Chances of rolling doubles on 2d6 vs 1d4 and 1d6.

Question

Trying to work out the probability of rolling doubles on two six sided dice (2d6) vs one four sided die (d4) and one six sided die. Maths isn't my strong suit. Little help?

'Kay, so the odds of rolling a double on 2d6 is nice and simple. There are 6 possible ways of rolling doubles on 2d6 out of a possible 36 combinations, so (1/(6*6))*6 = 0.167, or a 17ish percent chance of rolling a double.

There are 24 combinations of a d6 and a d4, and 4 ways of rolling doubles. So (1/(6*4))*4 = ... also 0.167. Exactly the same chance of rolling a double.

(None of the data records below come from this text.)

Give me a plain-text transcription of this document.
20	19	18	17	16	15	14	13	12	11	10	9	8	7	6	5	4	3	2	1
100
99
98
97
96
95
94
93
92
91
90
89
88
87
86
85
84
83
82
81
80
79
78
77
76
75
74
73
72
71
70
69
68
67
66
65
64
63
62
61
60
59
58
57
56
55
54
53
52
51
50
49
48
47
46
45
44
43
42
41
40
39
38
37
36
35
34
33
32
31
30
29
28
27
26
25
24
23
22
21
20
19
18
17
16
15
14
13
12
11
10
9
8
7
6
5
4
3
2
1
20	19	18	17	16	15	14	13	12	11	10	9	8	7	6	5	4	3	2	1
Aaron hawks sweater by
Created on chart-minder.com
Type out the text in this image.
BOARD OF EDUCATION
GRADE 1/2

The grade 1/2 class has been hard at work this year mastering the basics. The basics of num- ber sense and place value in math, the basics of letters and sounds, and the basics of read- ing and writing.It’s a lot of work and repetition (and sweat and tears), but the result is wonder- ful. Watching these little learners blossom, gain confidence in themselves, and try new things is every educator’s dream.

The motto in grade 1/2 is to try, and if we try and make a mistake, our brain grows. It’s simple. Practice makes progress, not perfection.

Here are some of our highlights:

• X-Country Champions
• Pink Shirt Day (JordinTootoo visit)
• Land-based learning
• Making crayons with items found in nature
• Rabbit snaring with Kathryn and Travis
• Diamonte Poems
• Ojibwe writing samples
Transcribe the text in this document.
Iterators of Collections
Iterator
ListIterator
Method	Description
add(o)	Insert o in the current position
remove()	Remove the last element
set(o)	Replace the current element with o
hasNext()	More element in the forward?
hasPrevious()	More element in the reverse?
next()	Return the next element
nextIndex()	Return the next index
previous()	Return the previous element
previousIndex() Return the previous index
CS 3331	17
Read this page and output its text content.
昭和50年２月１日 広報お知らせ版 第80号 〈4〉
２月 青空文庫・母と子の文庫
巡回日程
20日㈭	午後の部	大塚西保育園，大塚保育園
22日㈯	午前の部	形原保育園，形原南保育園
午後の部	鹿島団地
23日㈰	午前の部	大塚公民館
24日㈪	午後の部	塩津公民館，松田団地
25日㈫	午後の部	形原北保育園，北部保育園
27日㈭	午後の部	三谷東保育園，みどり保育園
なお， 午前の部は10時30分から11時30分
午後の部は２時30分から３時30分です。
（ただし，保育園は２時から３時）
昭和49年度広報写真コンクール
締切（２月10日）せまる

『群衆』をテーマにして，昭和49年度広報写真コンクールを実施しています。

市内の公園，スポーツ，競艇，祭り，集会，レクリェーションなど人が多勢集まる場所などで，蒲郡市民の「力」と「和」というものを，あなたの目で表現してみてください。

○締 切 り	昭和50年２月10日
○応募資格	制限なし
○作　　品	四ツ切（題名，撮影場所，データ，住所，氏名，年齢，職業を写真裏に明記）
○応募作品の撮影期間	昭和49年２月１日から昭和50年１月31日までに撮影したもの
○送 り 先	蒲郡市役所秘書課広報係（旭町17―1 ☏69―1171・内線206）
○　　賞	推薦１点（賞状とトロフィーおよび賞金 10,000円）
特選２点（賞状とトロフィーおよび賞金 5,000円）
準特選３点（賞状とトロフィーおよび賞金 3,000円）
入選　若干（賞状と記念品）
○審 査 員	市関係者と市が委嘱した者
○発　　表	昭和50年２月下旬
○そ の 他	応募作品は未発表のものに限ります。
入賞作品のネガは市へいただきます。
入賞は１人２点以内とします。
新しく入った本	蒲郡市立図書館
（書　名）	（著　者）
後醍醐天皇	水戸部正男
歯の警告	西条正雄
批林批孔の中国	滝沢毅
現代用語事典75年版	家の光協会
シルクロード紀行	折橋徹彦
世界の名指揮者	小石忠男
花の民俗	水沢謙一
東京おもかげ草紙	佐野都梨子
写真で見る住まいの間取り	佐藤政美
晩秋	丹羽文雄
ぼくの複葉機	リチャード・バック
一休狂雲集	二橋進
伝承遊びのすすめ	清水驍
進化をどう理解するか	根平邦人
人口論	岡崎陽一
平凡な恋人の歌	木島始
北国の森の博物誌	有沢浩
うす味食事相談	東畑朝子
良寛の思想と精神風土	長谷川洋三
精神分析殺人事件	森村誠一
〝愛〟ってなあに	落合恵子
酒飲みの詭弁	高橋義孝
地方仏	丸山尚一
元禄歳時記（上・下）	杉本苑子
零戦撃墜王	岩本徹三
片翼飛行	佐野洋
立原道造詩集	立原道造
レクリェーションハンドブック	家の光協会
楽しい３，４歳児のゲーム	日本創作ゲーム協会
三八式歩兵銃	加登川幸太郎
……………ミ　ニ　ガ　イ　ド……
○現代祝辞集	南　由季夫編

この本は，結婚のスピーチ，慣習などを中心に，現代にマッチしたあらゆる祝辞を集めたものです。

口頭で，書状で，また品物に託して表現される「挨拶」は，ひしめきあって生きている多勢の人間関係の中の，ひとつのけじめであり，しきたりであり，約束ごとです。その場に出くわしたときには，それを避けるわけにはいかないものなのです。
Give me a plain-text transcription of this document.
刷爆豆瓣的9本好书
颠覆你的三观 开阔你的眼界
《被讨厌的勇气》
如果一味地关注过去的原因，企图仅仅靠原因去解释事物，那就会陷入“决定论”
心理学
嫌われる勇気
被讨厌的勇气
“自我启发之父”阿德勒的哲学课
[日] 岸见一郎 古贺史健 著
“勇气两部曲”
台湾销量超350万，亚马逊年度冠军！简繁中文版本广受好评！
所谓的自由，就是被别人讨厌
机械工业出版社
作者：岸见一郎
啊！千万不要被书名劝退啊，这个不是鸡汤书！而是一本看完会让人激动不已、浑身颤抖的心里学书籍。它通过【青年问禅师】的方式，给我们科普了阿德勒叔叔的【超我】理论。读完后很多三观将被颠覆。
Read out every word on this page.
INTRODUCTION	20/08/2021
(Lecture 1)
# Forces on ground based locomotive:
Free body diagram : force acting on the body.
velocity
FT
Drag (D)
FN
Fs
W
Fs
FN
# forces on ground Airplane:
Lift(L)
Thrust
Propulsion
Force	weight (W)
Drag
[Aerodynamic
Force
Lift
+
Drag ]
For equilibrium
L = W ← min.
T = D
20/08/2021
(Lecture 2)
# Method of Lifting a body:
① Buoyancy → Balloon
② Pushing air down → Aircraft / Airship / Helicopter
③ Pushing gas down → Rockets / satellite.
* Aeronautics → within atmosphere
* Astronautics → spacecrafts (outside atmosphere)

That doesn't seem right to me? I'd assumed that you'd be less likely to roll doubles on a d4 and a d6. So which is wrong, my maths or my intuition?

Answer 1

Your math is right and your intuition wrong.

I can't see inside your head to know your intuition but my guess is it's something like: "The $5$ and the $6$ are impossible to roll doubles with, so them being there reduces the odds of rolling doubles." And you know what, you're right, it does. The problem is you're comparing to the wrong baseline. You should compare to the odds of rolling doubles on two four-sided dice, which is $1/4.$ When you put the $5$ and $6$ on one of the dice, it reduces that to $1/6.$

If I got your reasoning wrong, at least be assured your answer is right.

Answer 2

I prefer this piece of intuition: throw one die first, then the other. In the second case, make sure that the d4 is the first die you throw. Then it's obvious that in both cases it's a $1/6$ probability that the second die lands on whatever the first die showed.